Courant Août, tes parents décident de retourner à Rennes. La guerre est “finie”, les temps sont plus calmes. Tu remontes jusqu’à Vierzon où il faut passer la ligne de démarcation. Le passage se fait par un petit pont au dessus du Cher. Tu as peur. Les allemands vérifient tous les papiers, fouillent les valises. Personne n’est serein, l’occupant n’est pas franchement amical. Une fois les contrôles passés, tu rejoins quelques centaines de mètres plus loin, la gare. Direction Rennes. Comme lors de ton arrivée à Yssingeaux, tu arrives de nuit chez toi, Denis Papin, le propriétaire est resté lui, vous ne faites pas de bruit, mais le sommeil de la grand-mère au rez-de-chaussée est léger. Elle vous entend. La vie reprend son cours. Jean au garage, Jeanne à l’arsenal et toi, bientôt en tant qu’apprentie coiffeuse.

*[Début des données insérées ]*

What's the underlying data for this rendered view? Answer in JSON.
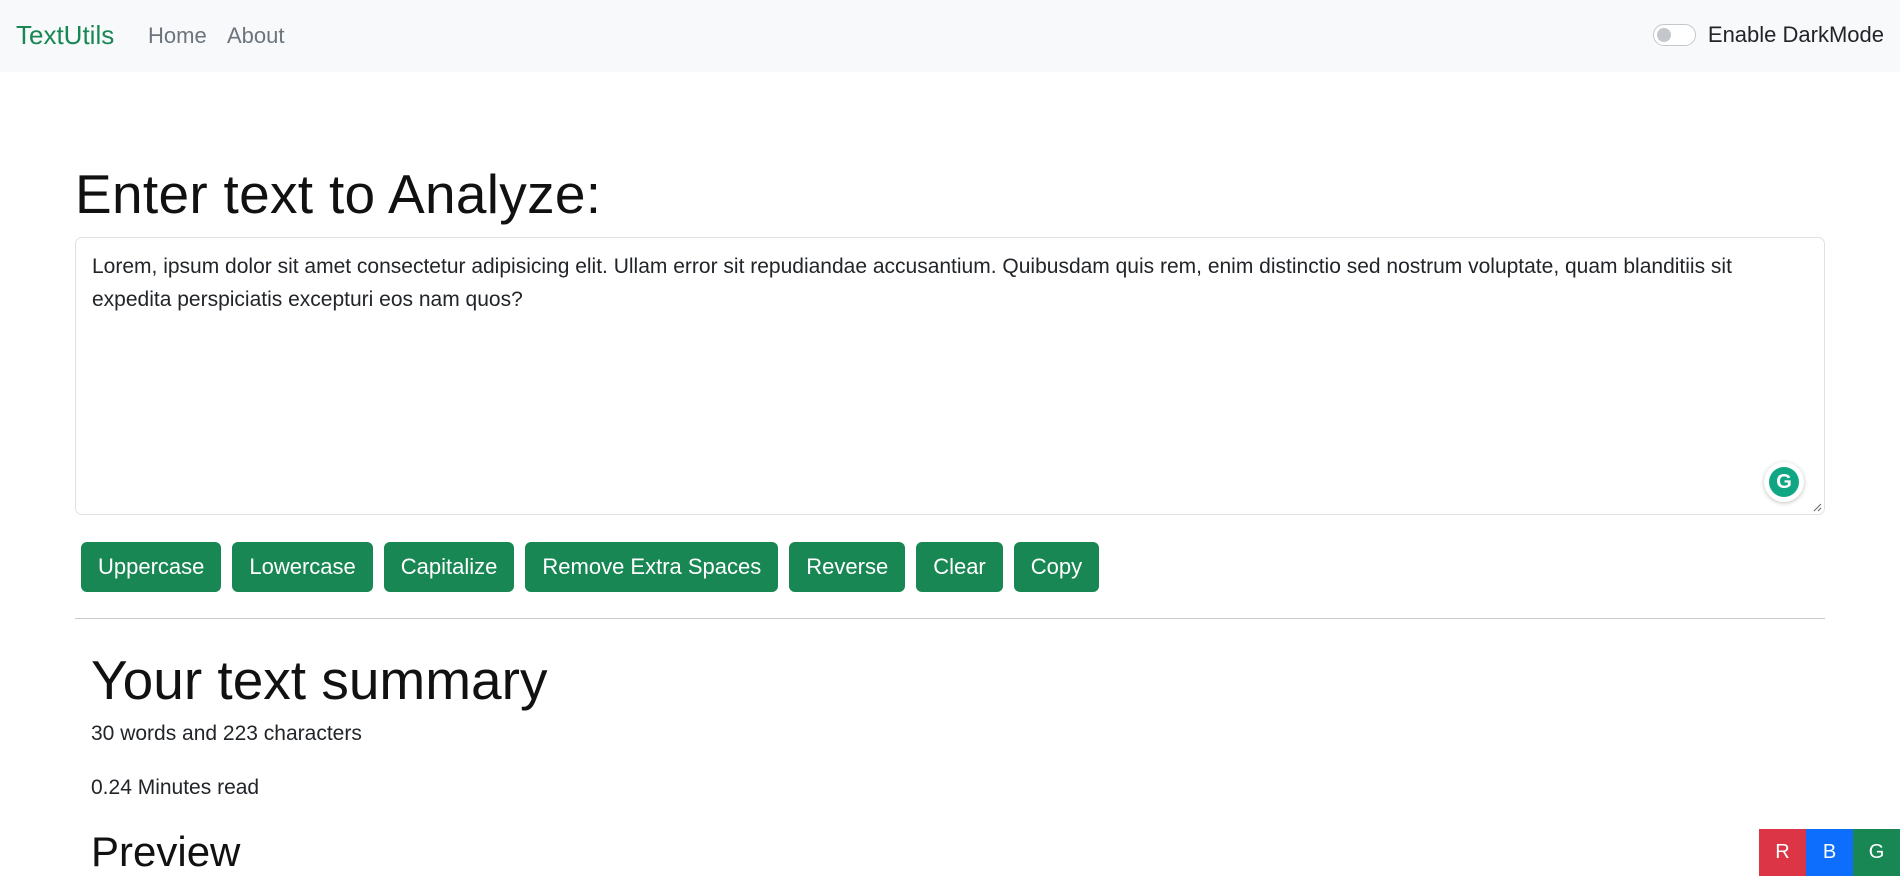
{
  "navbar": {
    "brand": "TextUtils",
    "links": [
      {
        "label": "Home"
      },
      {
        "label": "About"
      }
    ],
    "darkmode_label": "Enable DarkMode"
  },
  "main": {
    "heading": "Enter text to Analyze:",
    "textarea_value": "Lorem, ipsum dolor sit amet consectetur adipisicing elit. Ullam error sit repudiandae accusantium. Quibusdam quis rem, enim distinctio sed nostrum voluptate, quam blanditiis sit expedita perspiciatis excepturi eos nam quos?",
    "buttons": [
      {
        "label": "Uppercase"
      },
      {
        "label": "Lowercase"
      },
      {
        "label": "Capitalize"
      },
      {
        "label": "Remove Extra Spaces"
      },
      {
        "label": "Reverse"
      },
      {
        "label": "Clear"
      },
      {
        "label": "Copy"
      }
    ]
  },
  "summary": {
    "heading": "Your text summary",
    "words_line": "30 words and 223 characters",
    "read_line": "0.24 Minutes read",
    "preview_heading": "Preview"
  },
  "theme_buttons": [
    {
      "label": "R",
      "color": "#dc3545"
    },
    {
      "label": "B",
      "color": "#0d6efd"
    },
    {
      "label": "G",
      "color": "#198754"
    }
  ],
  "colors": {
    "accent": "#198754",
    "navbar_bg": "#f8f9fa"
  }
}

Et puis ça a recommencé, l’alarme a sonné, les forteresses volantes américaines lâchent leurs chapelets de bombes de très haut. La précision n’est pas forcément au rendez-vous et tu vois des rues entières de bâtiments se coucher. Ton père t’avait dit de te réfugier à plat ventre le long de la Vilaine, sur les berges en cas de bombardement. Vous retournez de nouveau à Vezin-le-Coquet chaque soir pour y dormir. La zone n’étant pas bombardée, vous y êtes en sécurité.

Retour en 2017, tu es toujours là, tu vécus de terribles moments durant cette période, tu es l’arrière-grand-mère de mes enfants et tu files tranquillement vers tes 90 ans. Car toi, tu n’avais que 12 ans au début de ces événements tragiques, toi, Gilberte Chalendard, ma grand-mère maternelle.